Bredig has studied the catalytic decomposition of hydrogen peroxide by metallic colloids prepared by his electric method. He found that 1 atom-gramme of colloidal platinum gives a sensible catalytic effect when diluted with 70 million litres of water. Caustic soda and other chemical substances inhibit the catalytic action of colloidal platinum in the same way as they inhibit the fermenting action of diastase. The curve of decomposition of hydrogen peroxide by colloidal platinum may be compared with the curve of fermentation by emulsin. Both are equally affected by the addition of an alkali. Many other chemical and physical agents have a similar inhibitory action on the catalysis of colloidal metals and on diastasic fermentation. Thus a mere trace of sulphuretted hydrogen or hydrocyanic acid will paralyse the action of a colloidal metal, just as it does that of a ferment. This is what Bredig calls the poisoning of metallic ferments.

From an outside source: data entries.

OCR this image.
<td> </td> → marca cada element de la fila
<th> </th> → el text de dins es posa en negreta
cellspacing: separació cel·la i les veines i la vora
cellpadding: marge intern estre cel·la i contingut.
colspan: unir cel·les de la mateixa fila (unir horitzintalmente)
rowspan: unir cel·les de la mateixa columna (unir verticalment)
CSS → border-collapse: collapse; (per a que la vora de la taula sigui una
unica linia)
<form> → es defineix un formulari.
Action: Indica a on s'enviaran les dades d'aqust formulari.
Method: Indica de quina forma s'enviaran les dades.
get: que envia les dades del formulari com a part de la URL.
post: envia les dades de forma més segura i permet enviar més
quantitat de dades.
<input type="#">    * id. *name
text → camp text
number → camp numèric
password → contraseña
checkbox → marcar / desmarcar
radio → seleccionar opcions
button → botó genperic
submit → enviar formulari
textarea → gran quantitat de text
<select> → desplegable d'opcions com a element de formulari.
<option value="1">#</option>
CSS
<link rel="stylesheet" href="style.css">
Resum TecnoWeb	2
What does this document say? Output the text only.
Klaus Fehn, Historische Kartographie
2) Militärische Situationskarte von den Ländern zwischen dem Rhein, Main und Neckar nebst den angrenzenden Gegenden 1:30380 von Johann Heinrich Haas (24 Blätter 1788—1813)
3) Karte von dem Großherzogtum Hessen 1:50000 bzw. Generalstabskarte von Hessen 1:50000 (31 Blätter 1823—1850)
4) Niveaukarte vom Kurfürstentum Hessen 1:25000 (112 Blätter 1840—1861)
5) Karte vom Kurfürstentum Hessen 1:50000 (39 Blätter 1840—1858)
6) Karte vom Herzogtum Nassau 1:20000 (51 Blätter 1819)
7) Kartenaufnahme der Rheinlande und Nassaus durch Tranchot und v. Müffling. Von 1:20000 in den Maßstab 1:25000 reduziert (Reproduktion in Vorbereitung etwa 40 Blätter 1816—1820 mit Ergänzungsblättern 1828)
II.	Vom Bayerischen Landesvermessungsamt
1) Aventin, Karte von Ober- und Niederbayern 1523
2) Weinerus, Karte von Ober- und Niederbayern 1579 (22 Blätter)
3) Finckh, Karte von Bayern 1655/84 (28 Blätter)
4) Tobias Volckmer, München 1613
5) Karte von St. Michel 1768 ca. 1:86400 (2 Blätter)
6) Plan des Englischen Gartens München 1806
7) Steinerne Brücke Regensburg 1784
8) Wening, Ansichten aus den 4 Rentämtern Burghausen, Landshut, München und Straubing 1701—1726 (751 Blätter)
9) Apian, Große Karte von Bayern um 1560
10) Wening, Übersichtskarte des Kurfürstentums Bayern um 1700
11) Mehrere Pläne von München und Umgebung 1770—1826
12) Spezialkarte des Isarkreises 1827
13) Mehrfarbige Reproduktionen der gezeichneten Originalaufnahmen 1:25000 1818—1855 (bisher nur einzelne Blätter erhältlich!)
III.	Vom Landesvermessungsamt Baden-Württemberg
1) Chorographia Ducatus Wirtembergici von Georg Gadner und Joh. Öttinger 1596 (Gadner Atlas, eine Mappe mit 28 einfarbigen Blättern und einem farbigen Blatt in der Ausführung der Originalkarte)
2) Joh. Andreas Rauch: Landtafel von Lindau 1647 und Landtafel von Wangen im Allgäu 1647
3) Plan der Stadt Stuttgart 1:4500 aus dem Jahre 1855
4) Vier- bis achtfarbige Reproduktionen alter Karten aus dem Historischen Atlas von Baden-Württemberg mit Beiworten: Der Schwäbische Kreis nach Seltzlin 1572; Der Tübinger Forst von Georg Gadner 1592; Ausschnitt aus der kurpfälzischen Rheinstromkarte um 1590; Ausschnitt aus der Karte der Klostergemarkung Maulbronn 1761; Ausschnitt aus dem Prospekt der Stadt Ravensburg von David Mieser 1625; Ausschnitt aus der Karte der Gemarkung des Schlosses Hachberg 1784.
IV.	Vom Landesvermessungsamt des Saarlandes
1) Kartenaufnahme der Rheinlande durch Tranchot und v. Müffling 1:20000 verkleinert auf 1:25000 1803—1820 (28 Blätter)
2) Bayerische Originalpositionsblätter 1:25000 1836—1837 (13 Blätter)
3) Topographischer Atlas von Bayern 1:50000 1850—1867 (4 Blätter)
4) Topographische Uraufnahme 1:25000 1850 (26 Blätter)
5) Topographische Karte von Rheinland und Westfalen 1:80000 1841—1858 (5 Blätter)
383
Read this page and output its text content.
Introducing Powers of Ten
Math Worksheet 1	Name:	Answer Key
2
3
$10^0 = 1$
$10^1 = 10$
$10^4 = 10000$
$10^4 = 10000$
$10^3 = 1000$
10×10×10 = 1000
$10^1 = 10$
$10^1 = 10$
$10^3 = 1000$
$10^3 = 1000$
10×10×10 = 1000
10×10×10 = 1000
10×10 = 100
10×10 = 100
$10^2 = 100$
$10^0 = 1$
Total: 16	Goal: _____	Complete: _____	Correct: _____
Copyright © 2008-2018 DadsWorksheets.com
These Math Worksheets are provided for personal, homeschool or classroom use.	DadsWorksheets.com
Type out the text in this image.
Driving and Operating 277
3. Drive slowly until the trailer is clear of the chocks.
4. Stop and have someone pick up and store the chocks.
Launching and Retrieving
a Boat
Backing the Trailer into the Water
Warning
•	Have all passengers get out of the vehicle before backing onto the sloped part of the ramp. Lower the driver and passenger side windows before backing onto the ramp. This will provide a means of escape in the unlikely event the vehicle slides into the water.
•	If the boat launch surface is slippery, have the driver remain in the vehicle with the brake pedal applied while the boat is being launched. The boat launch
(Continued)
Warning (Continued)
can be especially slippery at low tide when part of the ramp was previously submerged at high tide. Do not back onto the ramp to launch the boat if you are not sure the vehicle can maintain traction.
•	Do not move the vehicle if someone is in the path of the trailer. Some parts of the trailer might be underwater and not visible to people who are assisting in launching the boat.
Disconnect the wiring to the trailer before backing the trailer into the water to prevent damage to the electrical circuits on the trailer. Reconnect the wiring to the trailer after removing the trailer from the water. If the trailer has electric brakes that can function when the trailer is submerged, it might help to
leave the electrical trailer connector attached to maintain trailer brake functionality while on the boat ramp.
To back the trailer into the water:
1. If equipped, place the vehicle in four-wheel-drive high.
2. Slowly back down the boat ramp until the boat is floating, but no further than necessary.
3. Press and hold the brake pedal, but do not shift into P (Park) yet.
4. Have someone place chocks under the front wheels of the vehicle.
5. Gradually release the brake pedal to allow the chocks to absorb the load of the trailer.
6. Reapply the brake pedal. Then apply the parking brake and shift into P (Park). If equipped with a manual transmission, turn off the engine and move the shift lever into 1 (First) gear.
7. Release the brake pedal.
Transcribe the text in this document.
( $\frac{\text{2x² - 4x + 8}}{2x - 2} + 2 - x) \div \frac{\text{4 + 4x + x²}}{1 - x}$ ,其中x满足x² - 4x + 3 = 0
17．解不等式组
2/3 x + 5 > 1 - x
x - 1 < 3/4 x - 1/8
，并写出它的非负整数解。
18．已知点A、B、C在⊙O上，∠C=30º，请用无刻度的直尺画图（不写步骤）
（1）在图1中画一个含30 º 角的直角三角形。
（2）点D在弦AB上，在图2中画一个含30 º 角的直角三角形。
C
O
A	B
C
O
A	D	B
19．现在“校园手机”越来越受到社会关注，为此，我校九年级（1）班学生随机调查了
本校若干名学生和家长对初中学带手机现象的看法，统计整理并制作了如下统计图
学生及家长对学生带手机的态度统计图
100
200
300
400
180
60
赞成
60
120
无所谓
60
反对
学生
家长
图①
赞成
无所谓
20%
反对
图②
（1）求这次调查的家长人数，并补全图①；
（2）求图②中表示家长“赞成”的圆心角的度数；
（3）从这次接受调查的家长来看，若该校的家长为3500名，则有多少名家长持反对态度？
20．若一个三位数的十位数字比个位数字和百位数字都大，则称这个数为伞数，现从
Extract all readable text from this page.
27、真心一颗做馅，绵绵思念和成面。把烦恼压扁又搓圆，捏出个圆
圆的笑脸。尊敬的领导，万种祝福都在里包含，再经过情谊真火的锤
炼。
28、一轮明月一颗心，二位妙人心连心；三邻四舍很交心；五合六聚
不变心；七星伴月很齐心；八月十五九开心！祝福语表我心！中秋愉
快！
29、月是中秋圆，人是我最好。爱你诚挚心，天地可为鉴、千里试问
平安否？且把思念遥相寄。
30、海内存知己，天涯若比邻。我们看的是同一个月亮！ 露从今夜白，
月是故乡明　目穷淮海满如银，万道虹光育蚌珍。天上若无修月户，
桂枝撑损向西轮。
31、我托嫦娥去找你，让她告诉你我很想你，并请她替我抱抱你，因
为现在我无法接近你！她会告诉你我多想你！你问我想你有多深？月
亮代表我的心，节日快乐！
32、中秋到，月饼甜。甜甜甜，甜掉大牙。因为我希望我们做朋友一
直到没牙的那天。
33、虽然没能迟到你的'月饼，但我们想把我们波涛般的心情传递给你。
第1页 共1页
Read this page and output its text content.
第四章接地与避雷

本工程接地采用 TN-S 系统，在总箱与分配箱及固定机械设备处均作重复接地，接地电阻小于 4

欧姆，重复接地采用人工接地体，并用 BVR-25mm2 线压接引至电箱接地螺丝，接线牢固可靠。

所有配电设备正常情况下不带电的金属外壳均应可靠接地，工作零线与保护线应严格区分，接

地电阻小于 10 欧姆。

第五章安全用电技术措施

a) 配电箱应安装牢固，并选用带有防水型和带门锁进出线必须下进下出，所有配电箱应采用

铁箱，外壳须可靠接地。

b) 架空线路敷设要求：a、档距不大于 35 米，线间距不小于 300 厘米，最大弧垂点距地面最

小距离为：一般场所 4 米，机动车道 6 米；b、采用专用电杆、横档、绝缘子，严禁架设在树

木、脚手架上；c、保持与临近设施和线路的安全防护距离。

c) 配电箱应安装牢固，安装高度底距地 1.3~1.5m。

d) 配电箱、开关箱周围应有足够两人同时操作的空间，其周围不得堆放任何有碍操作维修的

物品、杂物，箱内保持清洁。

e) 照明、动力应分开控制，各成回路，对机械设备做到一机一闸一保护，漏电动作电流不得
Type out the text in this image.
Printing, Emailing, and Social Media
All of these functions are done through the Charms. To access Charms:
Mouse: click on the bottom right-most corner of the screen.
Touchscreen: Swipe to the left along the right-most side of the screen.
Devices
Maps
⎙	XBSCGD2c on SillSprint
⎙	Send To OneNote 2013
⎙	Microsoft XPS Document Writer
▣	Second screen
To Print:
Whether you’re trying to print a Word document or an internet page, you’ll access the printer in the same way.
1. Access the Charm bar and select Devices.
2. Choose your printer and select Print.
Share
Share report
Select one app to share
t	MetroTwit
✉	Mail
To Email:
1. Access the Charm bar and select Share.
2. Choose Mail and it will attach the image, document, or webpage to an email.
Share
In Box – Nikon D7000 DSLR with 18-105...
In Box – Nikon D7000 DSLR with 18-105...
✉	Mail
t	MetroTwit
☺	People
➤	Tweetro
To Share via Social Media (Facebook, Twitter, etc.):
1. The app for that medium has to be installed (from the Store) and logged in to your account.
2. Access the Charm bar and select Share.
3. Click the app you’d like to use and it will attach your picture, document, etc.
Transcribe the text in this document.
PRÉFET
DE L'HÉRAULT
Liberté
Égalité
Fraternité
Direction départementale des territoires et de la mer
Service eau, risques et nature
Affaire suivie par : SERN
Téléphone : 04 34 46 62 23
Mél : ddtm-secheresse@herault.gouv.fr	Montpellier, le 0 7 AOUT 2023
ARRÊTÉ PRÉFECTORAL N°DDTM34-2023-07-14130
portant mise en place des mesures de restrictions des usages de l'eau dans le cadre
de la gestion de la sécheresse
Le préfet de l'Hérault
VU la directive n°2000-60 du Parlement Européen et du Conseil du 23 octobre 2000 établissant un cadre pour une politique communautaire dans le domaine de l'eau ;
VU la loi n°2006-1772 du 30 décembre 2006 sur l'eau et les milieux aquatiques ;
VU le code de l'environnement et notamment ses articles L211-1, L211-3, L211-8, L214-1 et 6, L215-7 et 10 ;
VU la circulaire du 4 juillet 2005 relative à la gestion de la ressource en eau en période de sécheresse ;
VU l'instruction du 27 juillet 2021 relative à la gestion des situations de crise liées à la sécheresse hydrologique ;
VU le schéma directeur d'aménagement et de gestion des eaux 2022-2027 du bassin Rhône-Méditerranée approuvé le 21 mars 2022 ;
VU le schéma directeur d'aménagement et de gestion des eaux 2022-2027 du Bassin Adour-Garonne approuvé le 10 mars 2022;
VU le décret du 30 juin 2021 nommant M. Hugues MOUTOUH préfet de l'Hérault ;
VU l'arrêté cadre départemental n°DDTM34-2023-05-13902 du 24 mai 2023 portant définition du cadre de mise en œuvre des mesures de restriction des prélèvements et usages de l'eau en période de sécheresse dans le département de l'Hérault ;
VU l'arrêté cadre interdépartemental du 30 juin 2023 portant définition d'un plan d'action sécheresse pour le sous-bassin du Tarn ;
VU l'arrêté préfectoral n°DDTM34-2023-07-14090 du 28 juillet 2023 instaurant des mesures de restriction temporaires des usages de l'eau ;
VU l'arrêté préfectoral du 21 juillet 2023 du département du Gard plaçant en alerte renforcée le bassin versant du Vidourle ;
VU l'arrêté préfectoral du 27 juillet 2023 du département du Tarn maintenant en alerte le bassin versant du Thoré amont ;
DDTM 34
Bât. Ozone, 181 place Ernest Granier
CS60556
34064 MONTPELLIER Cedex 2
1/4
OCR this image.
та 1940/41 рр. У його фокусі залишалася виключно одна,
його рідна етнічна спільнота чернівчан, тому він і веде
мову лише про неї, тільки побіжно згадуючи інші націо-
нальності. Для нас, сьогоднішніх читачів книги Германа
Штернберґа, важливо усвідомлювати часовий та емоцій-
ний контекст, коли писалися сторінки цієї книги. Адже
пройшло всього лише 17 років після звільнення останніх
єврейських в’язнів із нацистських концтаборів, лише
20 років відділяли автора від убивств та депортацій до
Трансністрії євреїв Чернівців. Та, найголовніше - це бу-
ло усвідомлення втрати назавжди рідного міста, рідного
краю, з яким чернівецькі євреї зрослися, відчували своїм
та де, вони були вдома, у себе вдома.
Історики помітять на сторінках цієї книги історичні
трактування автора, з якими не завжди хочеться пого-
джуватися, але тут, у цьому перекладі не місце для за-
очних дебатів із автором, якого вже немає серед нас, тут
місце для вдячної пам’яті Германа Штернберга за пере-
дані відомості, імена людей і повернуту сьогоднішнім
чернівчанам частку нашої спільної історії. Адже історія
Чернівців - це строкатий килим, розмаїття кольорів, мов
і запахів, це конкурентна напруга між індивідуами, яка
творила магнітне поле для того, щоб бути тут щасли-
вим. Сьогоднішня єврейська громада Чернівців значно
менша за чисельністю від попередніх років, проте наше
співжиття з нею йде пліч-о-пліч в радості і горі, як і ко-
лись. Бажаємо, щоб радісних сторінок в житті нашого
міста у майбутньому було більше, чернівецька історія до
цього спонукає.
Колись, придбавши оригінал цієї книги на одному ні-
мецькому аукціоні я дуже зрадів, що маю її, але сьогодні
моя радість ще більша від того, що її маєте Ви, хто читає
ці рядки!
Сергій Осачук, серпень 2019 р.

We may hope that the further study of catalysis, a purely physico-chemical phenomenon, may throw more light on the mechanism of diastasic fermentation, which is essentially a vital reaction.
It must not be forgotten that all classification is artificial and arbitrary, and only to be used as long as it facilitates study. This observation is particularly applicable to the classification of substances into crystalloids and colloids.
There is no sharp line between the two groups, the passage is gradual, and it is impossible to say where one group ends and the other begins. Many colloids such as hæmoglobin are crystallizable, and many crystallizable substances are coagulable. Many substances appear at one time in the crystalloid state and at another time in the colloidal state, so that instead of dividing substances into colloids and crystalloids, we should rather consider these expressions as denoting different phases assumed by the same substance.
In order to define clearly our various classes and divisions, we are apt to exaggerate slight differences of properties or composition. We say that colloids have no osmotic pressure, whereas in fact the osmotic pressure of the colloids though feeble plays a very important part in the phenomena of life.